Rabu, 06 Maret 2013

MA LIMA PERILAKU PANTANGAN MASYARAKAT JAWA



Dalam katalog naskah Jawa baik yang disusun oleh Girardet (1983), Behrend (1990) maupun Florida (1993) tercatat puluhan naskah yang mengungkap perilaku ma lima.
Naskah-naskah tersebut tersimpan dalam berbagai museum dan perpustakaan di Yogyakarta dan Surakarta.

Namun yang paling menarik dan signifikan untuk dikaji adalah munculnya variasi teks dalam sejumlah naskah. Variasi teks tersebut tampak sebagai keterkaitan antarteks atau mempunyai hubungan intertekstualitas sebagaimana penelitian Asna (2001).

Hal itu merupakan tanggapan pembaca terhadap perilaku ma lima .
Adapun naskah-naskah yang mengungkap teks ma lima tersebut adalah
Serat Ma lima, Serat Brancuhan II, Serat Manising Mim, Serat Mim Pitu, dan Serat Mim Sanga.
Serat Ma Lima yang disebut juga dengan Serat Madat Madon Minum Main Maling merupakan koleksi dari Perpustakaan Sasana Pustaka Kraton Kasunanan Surakarta dengan nomor naskah 216 Ha; SMP 141/7 KS: 387.Naskah tersebut ditulis oleh Kalanindi (Kudapralebda) dalam bentuk tembang berbahasa Jawa Baru yang disisipi bahasa Kawi.

Teks tersebut berisi piwulang atau ajaran tentang kesulitan hidup akibat perilaku ma lima, yaitu :
1.      Madat (menghisap candu),
2.      Madon (suka melacur),
3.      Minum (mabuk minuman keras),
4.      Main (berjudi), dan
5.      Maling (mencuri)

Bibit – Bobot – Bebet

Fatwa leluhur tersebut bermaksud agar orangtua malaksanakan pemilihan yang seksama akan calon menantunya atau bagi yang berkepentingan memilih calon teman hidupnya.
Pemilihan ini jangan dianggap sebagai budaya pilih-pilih kasih, tapi sebenarnya lebih kepada kecocokan multi dimensi antara sepasang anak manusia.
Kriteria yang dimaksud yaitu :

1.      Bibit : yang berarti biji / benih.
2.      Bebet : yang berarti jenis / tipe.
3.      Bobot : yang berarti nilai / kekuatan.

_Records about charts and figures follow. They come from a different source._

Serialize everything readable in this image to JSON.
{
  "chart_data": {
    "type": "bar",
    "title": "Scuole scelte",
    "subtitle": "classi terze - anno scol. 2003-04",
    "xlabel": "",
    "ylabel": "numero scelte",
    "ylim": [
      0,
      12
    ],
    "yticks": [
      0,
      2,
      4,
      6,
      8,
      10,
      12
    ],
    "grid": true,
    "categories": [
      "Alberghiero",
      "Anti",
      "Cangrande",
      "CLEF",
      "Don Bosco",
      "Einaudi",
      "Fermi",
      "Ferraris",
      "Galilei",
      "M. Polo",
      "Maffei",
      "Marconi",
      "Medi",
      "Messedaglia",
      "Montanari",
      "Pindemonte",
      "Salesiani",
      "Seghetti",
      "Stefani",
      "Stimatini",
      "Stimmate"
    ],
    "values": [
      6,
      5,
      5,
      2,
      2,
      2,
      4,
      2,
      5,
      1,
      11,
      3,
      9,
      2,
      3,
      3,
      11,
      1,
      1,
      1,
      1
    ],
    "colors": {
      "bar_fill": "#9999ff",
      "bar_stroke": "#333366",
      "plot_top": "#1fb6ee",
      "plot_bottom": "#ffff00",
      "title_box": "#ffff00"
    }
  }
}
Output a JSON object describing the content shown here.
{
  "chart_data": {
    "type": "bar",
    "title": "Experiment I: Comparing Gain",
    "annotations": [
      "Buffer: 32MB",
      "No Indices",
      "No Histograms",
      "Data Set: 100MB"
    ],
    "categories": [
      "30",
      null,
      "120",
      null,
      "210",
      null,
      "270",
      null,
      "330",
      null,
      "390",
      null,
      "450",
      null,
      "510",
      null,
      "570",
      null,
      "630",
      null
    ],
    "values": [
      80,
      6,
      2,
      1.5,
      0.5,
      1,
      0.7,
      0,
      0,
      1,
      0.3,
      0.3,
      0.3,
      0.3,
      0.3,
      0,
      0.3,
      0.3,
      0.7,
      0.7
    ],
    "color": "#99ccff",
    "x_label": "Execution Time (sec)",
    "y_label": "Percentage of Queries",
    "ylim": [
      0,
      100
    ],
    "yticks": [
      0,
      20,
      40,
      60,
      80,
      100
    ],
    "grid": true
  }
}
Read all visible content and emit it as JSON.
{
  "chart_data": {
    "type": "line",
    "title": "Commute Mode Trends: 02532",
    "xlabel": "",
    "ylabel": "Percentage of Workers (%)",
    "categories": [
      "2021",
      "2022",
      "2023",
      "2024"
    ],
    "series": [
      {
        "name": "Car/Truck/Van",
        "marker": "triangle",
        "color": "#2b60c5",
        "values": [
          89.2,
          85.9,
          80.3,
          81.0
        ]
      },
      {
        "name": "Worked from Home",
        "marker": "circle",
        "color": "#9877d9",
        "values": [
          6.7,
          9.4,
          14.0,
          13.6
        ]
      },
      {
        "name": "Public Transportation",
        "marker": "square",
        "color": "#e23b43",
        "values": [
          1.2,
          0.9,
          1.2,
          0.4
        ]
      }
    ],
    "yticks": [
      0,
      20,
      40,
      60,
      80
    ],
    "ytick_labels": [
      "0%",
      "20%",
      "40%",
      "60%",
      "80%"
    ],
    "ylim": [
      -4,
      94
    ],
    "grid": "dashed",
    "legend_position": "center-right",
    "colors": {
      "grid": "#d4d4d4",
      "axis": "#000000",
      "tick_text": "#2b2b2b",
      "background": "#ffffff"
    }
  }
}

Untuk memilih menantu pria atau wanita, memilih suami atau isteri oleh yang berkepentingan, sebaiknya memilih yang berasal:
Dari benih (bibit) yang baik, Dari jenis (bebet) yang unggul, Dan yang nilai (bobot) yang berat.

Fatwa itu mengandung anjuran pula, janganlah orang hanya semata-mata memandang lahiriah yang terlihat berupa kecantikan dan harta kekayaan.
Pemilihan yang hanya berdasarkan wujud lahiriah dan harta benda dapat melupakan tujuan “ngudi tuwuh” mendapatkan keturunan yang baik, saleh, berbudi luhur, cerdas, sehat wal afiat, dsb.